Cliff Mass of the University of Washington has a good breakdown of the “failure” of meteorologists to correctly predict snowfall during this week’s storm. “Failure” gets the scare-quote treatment because the forecast wasn’t actually far off: models showed most of the snow falling in a relatively narrow band on the west side of the storm system, which is exactly what happened. The placement of that snow band, however, was uncertain–depending on which of the several major weather models you looked at, it fell somewhere between New Jersey and Cape Cod. Small differences in the storm’s track would mean large differences in snow over NYC.
That uncertainty was understood and acknowledged by NOAA and the National Weather Service. This graph hoisted from Mass’s blog post shows snow accumulation from Monday through Thursday, as predicted by a group of models (one line per forecast). Each model was started with slightly different initial conditions, or subtly different representations for how the atmosphere works. This is what atmospheric scientists cal an ensemble, and it gives a sense of the uncertainty in NYC’s forecast: the forecast accumulation varied from about 6 inches at the low end to almost 40 inches at the top.
For a variety of reasons, the reported forecasts skewed high.

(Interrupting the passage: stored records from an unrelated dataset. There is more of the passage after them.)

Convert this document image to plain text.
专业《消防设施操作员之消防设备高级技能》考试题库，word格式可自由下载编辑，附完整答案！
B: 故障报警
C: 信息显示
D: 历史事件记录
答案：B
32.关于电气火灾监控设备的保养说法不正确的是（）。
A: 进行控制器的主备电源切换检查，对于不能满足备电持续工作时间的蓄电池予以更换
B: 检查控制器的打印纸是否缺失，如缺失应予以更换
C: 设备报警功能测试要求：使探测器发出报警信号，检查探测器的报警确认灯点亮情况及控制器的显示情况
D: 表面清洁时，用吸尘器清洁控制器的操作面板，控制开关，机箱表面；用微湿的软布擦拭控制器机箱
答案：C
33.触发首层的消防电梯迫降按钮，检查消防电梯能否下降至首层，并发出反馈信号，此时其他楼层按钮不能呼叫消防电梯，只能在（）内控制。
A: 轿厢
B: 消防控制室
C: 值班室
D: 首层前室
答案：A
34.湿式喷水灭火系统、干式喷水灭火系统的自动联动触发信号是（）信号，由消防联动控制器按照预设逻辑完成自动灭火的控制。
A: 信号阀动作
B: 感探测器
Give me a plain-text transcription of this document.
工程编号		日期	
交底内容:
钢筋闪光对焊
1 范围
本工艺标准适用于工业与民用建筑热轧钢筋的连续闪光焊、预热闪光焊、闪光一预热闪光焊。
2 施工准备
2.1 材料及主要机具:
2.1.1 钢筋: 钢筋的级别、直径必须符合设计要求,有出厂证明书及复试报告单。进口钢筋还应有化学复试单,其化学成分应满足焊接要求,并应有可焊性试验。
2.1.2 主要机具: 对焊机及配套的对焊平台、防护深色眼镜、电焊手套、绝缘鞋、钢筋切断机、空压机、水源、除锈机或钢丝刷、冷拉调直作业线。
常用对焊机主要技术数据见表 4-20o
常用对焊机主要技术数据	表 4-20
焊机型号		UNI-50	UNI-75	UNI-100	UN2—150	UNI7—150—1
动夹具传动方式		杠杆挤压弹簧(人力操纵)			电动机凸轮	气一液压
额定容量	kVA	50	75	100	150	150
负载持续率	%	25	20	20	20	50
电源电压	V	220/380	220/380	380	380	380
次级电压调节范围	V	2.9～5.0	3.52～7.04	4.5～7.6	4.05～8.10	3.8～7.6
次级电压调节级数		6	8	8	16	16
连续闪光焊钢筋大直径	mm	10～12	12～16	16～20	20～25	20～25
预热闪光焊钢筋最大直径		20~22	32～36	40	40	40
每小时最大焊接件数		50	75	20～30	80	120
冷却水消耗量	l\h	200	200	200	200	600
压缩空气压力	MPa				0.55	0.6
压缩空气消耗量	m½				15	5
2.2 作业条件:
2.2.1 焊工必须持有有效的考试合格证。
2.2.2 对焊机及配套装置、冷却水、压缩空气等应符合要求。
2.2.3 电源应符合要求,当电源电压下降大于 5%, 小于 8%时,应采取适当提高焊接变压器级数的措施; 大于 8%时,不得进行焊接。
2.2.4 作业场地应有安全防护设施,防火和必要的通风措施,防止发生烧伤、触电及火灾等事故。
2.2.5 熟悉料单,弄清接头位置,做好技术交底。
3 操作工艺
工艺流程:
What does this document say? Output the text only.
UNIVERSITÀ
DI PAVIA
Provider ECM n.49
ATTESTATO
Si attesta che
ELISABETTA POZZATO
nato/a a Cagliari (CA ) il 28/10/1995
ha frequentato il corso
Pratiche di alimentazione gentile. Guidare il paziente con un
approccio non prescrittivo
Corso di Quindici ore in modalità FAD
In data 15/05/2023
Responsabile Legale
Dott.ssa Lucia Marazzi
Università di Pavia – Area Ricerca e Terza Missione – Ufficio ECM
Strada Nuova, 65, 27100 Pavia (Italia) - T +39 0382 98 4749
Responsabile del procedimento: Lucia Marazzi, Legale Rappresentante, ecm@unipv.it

The NWS doesn’t do the best job it could communicating the uncertainty. TV news, all else equal, would rather have you freaked out and glued to your screen watching their parka-clad weatherman, and they report the forecast accordingly. I suspect a lot of it is just due to the fact that we aren’t that good at dealing with uncertainty.
And, of course, a lot of that “failure” can be traced to a certain attitude that mistakes a certain eight-mile island for the majority of the civilized universe. Out here in Suffolk County, the forecast was more or less right on, and we got hammered. The highest snowfalls in the state were at Orient Point, the tip of Long Island’s North Fork. There were no humans there to measure, but I suspect they were probably even higher at Great Gull Island.